Poland could double army size thanks to voluntary service, says minister

Shortly after Russia invaded Ukraine, the Polish government began talking about its plans to boost the country’s defensive capacity against a potential Russian invasion. Many projects were discussed, from increasing the country’s defence budget to compulsory shooting classes for children as part of the school core curriculum. [Shutterstock/Bumble Dee]

Voluntary basic military service is such a tempting option that Poland will be able to double the size of its army, said Polish Defence Minister Mariusz Błaszczak.

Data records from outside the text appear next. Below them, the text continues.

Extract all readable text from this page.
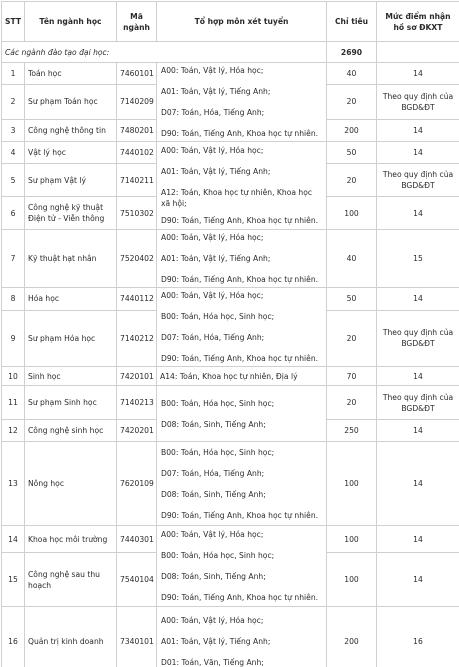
STT	Tên ngành học	Mã ngành	Tổ hợp môn xét tuyển	Chỉ tiêu	Mức điểm nhận hồ sơ ĐKXT
Các ngành đào tạo đại học:				2690	
1	Toán học	7460101	A00: Toán, Vật lý, Hóa học;
A01: Toán, Vật lý, Tiếng Anh;
D07: Toán, Hóa, Tiếng Anh;
D90: Toán, Tiếng Anh, Khoa học tự nhiên.	40	14
2	Sư phạm Toán học	7140209		20	Theo quy định của BGD&ĐT
3	Công nghệ thông tin	7480201		200	14
4	Vật lý học	7440102	A00: Toán, Vật lý, Hóa học;
A01: Toán, Vật lý, Tiếng Anh;
A12: Toán, Khoa học tự nhiên, Khoa học xã hội;
D90: Toán, Tiếng Anh, Khoa học tự nhiên.	50	14
5	Sư phạm Vật lý	7140211		20	Theo quy định của BGD&ĐT
6	Công nghệ kỹ thuật Điện tử - Viễn thông	7510302		100	14
7	Kỹ thuật hạt nhân	7520402	A00: Toán, Vật lý, Hóa học;
A01: Toán, Vật lý, Tiếng Anh;
D90: Toán, Tiếng Anh, Khoa học tự nhiên.	40	15
8	Hóa học	7440112	A00: Toán, Vật lý, Hóa học;
B00: Toán, Hóa học, Sinh học;
D07: Toán, Hóa, Tiếng Anh;
D90: Toán, Tiếng Anh, Khoa học tự nhiên.	50	14
9	Sư phạm Hóa học	7140212		20	Theo quy định của BGD&ĐT
10	Sinh học	7420101	A14: Toán, Khoa học tự nhiên, Địa lý	70	14
11	Sư phạm Sinh học	7140213	B00: Toán, Hóa học, Sinh học;
D08: Toán, Sinh, Tiếng Anh;	20	Theo quy định của BGD&ĐT
12	Công nghệ sinh học	7420201		250	14
13	Nông học	7620109	B00: Toán, Hóa học, Sinh học;
D07: Toán, Hóa, Tiếng Anh;
D08: Toán, Sinh, Tiếng Anh;
D90: Toán, Tiếng Anh, Khoa học tự nhiên.	100	14
14	Khoa học môi trường	7440301	A00: Toán, Vật lý, Hóa học;
B00: Toán, Hóa học, Sinh học;
D08: Toán, Sinh, Tiếng Anh;
D90: Toán, Tiếng Anh, Khoa học tự nhiên.	100	14
15	Công nghệ sau thu hoạch	7540104		100	14
16	Quản trị kinh doanh	7340101	A00: Toán, Vật lý, Hóa học;
A01: Toán, Vật lý, Tiếng Anh;
D01: Toán, Văn, Tiếng Anh;	200	16
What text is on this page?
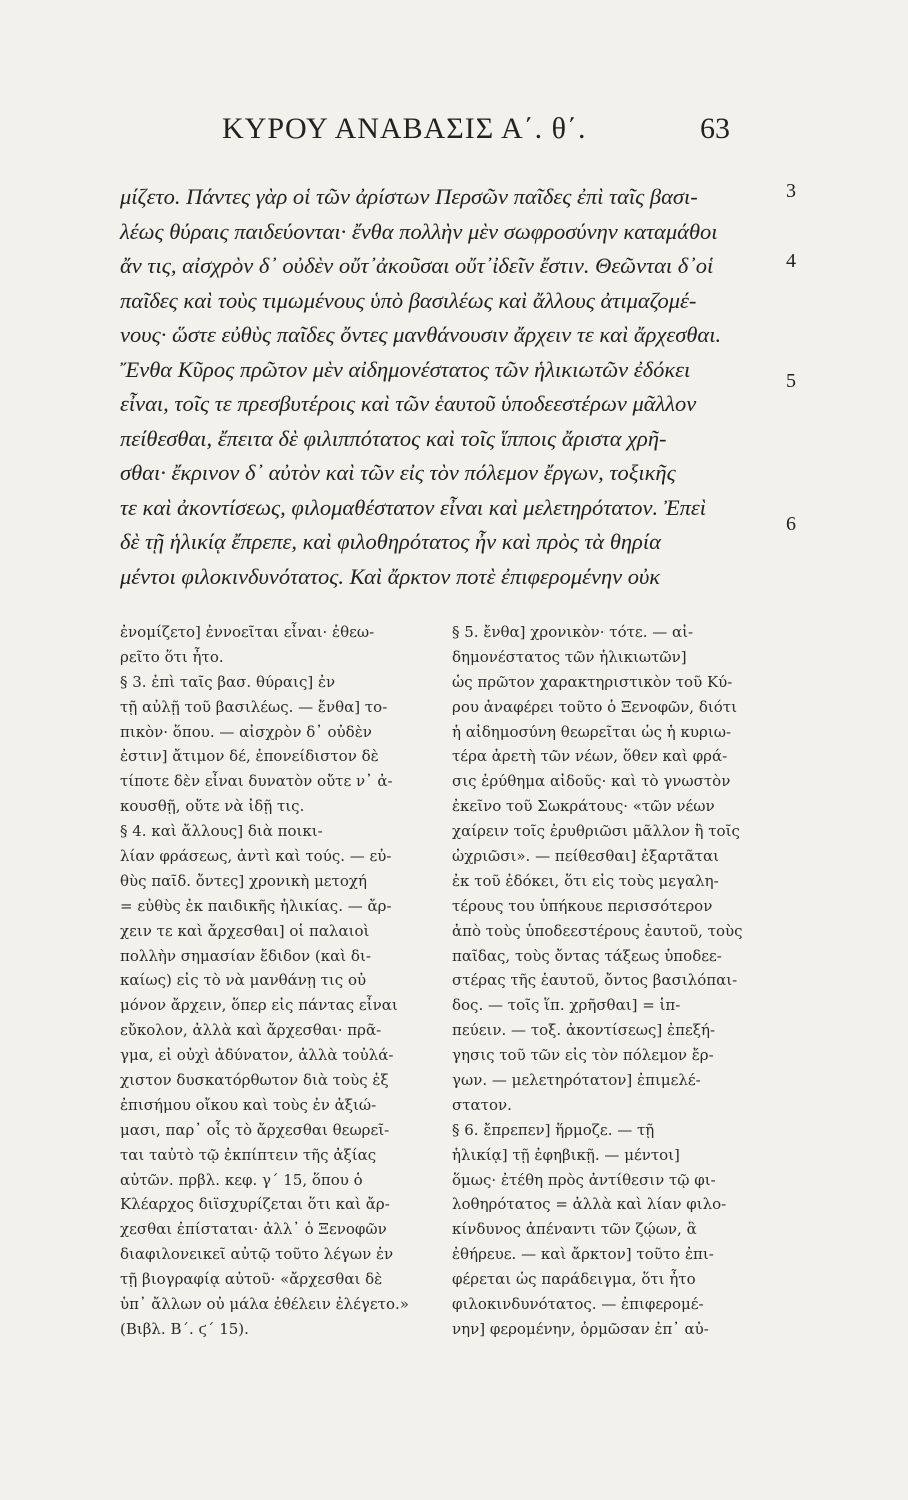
ΚΥΡΟΥ ΑΝΑΒΑΣΙΣ Α΄. θ΄.	63
μίζετο. Πάντες γὰρ οἱ τῶν ἀρίστων Περσῶν παῖδες ἐπὶ ταῖς βασι-
λέως θύραις παιδεύονται· ἔνθα πολλὴν μὲν σωφροσύνην καταμάθοι
ἄν τις, αἰσχρὸν δ᾽ οὐδὲν οὔτ᾽ἀκοῦσαι οὔτ᾽ἰδεῖν ἔστιν. Θεῶνται δ᾽οἱ
παῖδες καὶ τοὺς τιμωμένους ὑπὸ βασιλέως καὶ ἄλλους ἀτιμαζομέ-
νους· ὥστε εὐθὺς παῖδες ὄντες μανθάνουσιν ἄρχειν τε καὶ ἄρχεσθαι.
Ἔνθα Κῦρος πρῶτον μὲν αἰδημονέστατος τῶν ἡλικιωτῶν ἐδόκει
εἶναι, τοῖς τε πρεσβυτέροις καὶ τῶν ἑαυτοῦ ὑποδεεστέρων μᾶλλον
πείθεσθαι, ἔπειτα δὲ φιλιππότατος καὶ τοῖς ἵπποις ἄριστα χρῆ-
σθαι· ἔκρινον δ᾽ αὐτὸν καὶ τῶν εἰς τὸν πόλεμον ἔργων, τοξικῆς
τε καὶ ἀκοντίσεως, φιλομαθέστατον εἶναι καὶ μελετηρότατον. Ἐπεὶ
δὲ τῇ ἡλικίᾳ ἔπρεπε, καὶ φιλοθηρότατος ἦν καὶ πρὸς τὰ θηρία
μέντοι φιλοκινδυνότατος. Καὶ ἄρκτον ποτὲ ἐπιφερομένην οὐκ
3
4
5
6
ἐνομίζετο] ἐννοεῖται εἶναι· ἐθεω-
ρεῖτο ὅτι ἦτο.
§ 3. ἐπὶ ταῖς βασ. θύραις] ἐν
τῇ αὐλῇ τοῦ βασιλέως. — ἔνθα] το-
πικὸν· ὅπου. — αἰσχρὸν δ᾽ οὐδὲν
ἐστιν] ἄτιμον δέ, ἐπονείδιστον δὲ
τίποτε δὲν εἶναι δυνατὸν οὔτε ν᾽ ἀ-
κουσθῇ, οὔτε νὰ ἰδῇ τις.
§ 4. καὶ ἄλλους] διὰ ποικι-
λίαν φράσεως, ἀντὶ καὶ τούς. — εὐ-
θὺς παῖδ. ὄντες] χρονικὴ μετοχή
= εὐθὺς ἐκ παιδικῆς ἡλικίας. — ἄρ-
χειν τε καὶ ἄρχεσθαι] οἱ παλαιοὶ
πολλὴν σημασίαν ἔδιδον (καὶ δι-
καίως) εἰς τὸ νὰ μανθάνῃ τις οὐ
μόνον ἄρχειν, ὅπερ εἰς πάντας εἶναι
εὔκολον, ἀλλὰ καὶ ἄρχεσθαι· πρᾶ-
γμα, εἰ οὐχὶ ἀδύνατον, ἀλλὰ τοὐλά-
χιστον δυσκατόρθωτον διὰ τοὺς ἐξ
ἐπισήμου οἴκου καὶ τοὺς ἐν ἀξιώ-
μασι, παρ᾽ οἷς τὸ ἄρχεσθαι θεωρεῖ-
ται ταὐτὸ τῷ ἐκπίπτειν τῆς ἀξίας
αὐτῶν. πρβλ. κεφ. γ΄ 15, ὅπου ὁ
Κλέαρχος διϊσχυρίζεται ὅτι καὶ ἄρ-
χεσθαι ἐπίσταται· ἀλλ᾽ ὁ Ξενοφῶν
διαφιλονεικεῖ αὐτῷ τοῦτο λέγων ἐν
τῇ βιογραφίᾳ αὐτοῦ· «ἄρχεσθαι δὲ
ὑπ᾽ ἄλλων οὐ μάλα ἐθέλειν ἐλέγετο.»
(Βιβλ. Β΄. ϛ΄ 15).
§ 5. ἔνθα] χρονικὸν· τότε. — αἰ-
δημονέστατος τῶν ἡλικιωτῶν]
ὡς πρῶτον χαρακτηριστικὸν τοῦ Κύ-
ρου ἀναφέρει τοῦτο ὁ Ξενοφῶν, διότι
ἡ αἰδημοσύνη θεωρεῖται ὡς ἡ κυριω-
τέρα ἀρετὴ τῶν νέων, ὅθεν καὶ φρά-
σις ἐρύθημα αἰδοῦς· καὶ τὸ γνωστὸν
ἐκεῖνο τοῦ Σωκράτους· «τῶν νέων
χαίρειν τοῖς ἐρυθριῶσι μᾶλλον ἢ τοῖς
ὠχριῶσι». — πείθεσθαι] ἐξαρτᾶται
ἐκ τοῦ ἐδόκει, ὅτι εἰς τοὺς μεγαλη-
τέρους του ὑπήκουε περισσότερον
ἀπὸ τοὺς ὑποδεεστέρους ἑαυτοῦ, τοὺς
παῖδας, τοὺς ὄντας τάξεως ὑποδεε-
στέρας τῆς ἑαυτοῦ, ὄντος βασιλόπαι-
δος. — τοῖς ἵπ. χρῆσθαι] = ἱπ-
πεύειν. — τοξ. ἀκοντίσεως] ἐπεξή-
γησις τοῦ τῶν εἰς τὸν πόλεμον ἔρ-
γων. — μελετηρότατον] ἐπιμελέ-
στατον.
§ 6. ἔπρεπεν] ἥρμοζε. — τῇ
ἡλικίᾳ] τῇ ἐφηβικῇ. — μέντοι]
ὅμως· ἐτέθη πρὸς ἀντίθεσιν τῷ φι-
λοθηρότατος = ἀλλὰ καὶ λίαν φιλο-
κίνδυνος ἀπέναντι τῶν ζῴων, ἃ
ἐθήρευε. — καὶ ἄρκτον] τοῦτο ἐπι-
φέρεται ὡς παράδειγμα, ὅτι ἦτο
φιλοκινδυνότατος. — ἐπιφερομέ-
νην] φερομένην, ὁρμῶσαν ἐπ᾽ αὐ-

Shortly after Russia invaded Ukraine, the Polish government began talking about its plans to boost the country’s defensive capacity against a potential Russian invasion. Many projects were discussed, from increasing the country’s defence budget to compulsory shooting classes for children as part of the school core curriculum.

A plan to increase the Polish army was also mentioned. The Armed Forces of the Republic of Poland currently numbers 144,000 soldiers – 111,500 professional soldiers and 32,000 soldiers of the Territorial Defence Forces. In addition, there are 1.7 million people in the Polish reserve.

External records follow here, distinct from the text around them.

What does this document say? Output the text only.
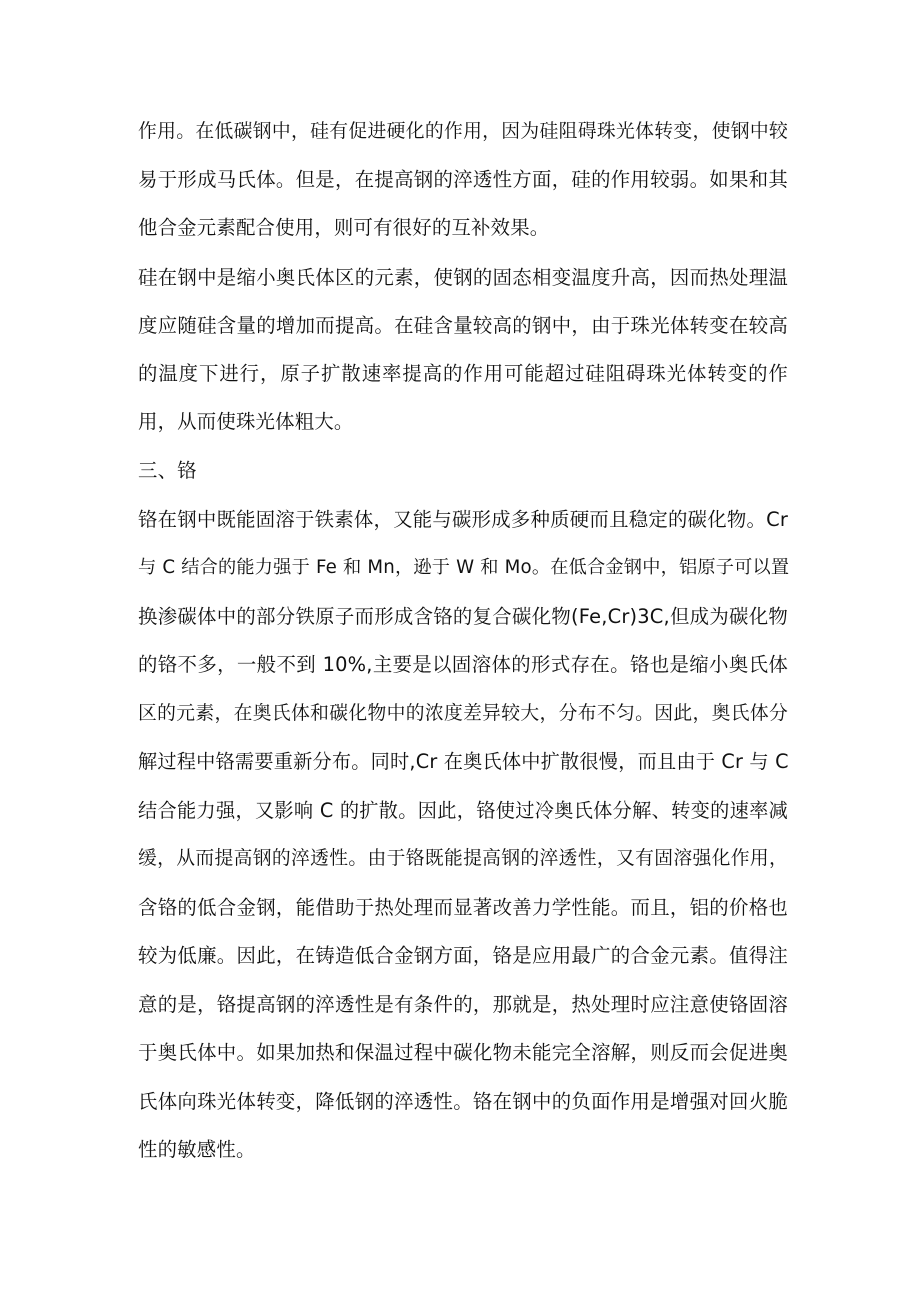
作用。在低碳钢中，硅有促进硬化的作用，因为硅阻碍珠光体转变，使钢中较
易于形成马氏体。但是，在提高钢的淬透性方面，硅的作用较弱。如果和其
他合金元素配合使用，则可有很好的互补效果。
硅在钢中是缩小奥氏体区的元素，使钢的固态相变温度升高，因而热处理温
度应随硅含量的增加而提高。在硅含量较高的钢中，由于珠光体转变在较高
的温度下进行，原子扩散速率提高的作用可能超过硅阻碍珠光体转变的作
用，从而使珠光体粗大。
三、铬
铬在钢中既能固溶于铁素体，又能与碳形成多种质硬而且稳定的碳化物。Cr
与 C 结合的能力强于 Fe 和 Mn，逊于 W 和 Mo。在低合金钢中，铝原子可以置
换渗碳体中的部分铁原子而形成含铬的复合碳化物(Fe,Cr)3C,但成为碳化物
的铬不多，一般不到 10%,主要是以固溶体的形式存在。铬也是缩小奥氏体
区的元素，在奥氏体和碳化物中的浓度差异较大，分布不匀。因此，奥氏体分
解过程中铬需要重新分布。同时,Cr 在奥氏体中扩散很慢，而且由于 Cr 与 C
结合能力强，又影响 C 的扩散。因此，铬使过冷奥氏体分解、转变的速率减
缓，从而提高钢的淬透性。由于铬既能提高钢的淬透性，又有固溶强化作用，
含铬的低合金钢，能借助于热处理而显著改善力学性能。而且，铝的价格也
较为低廉。因此，在铸造低合金钢方面，铬是应用最广的合金元素。值得注
意的是，铬提高钢的淬透性是有条件的，那就是，热处理时应注意使铬固溶
于奥氏体中。如果加热和保温过程中碳化物未能完全溶解，则反而会促进奥
氏体向珠光体转变，降低钢的淬透性。铬在钢中的负面作用是增强对回火脆
性的敏感性。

The Poles have a plan to double the size of their army and bolster the military reserves – the goal is to have 300,000 professional soldiers ready to defend Polish borders at any time.

A new law has been introduced, which increases military spending to 3% of Polish GDP and introduces a new way of joining the army – voluntary basic military service. Błaszczak outlined its details: a volunteer to become a soldier will go through two stages of training – 28 days of basic training, followed by 11 months of specialist training in his unit. During this time, the soldier will be able to live in his home instead of barracks and will receive a private’s salary (around €1,000 a month).

“Our goal is to create such a strong Polish Army that a possible aggressor would not dare to attack our homeland,” the minister said during a press conference yesterday (26 May).

Błaszczak also reported that on the first day of recruitment (21 May), as many as 1,600 people across the country had signed up for military service.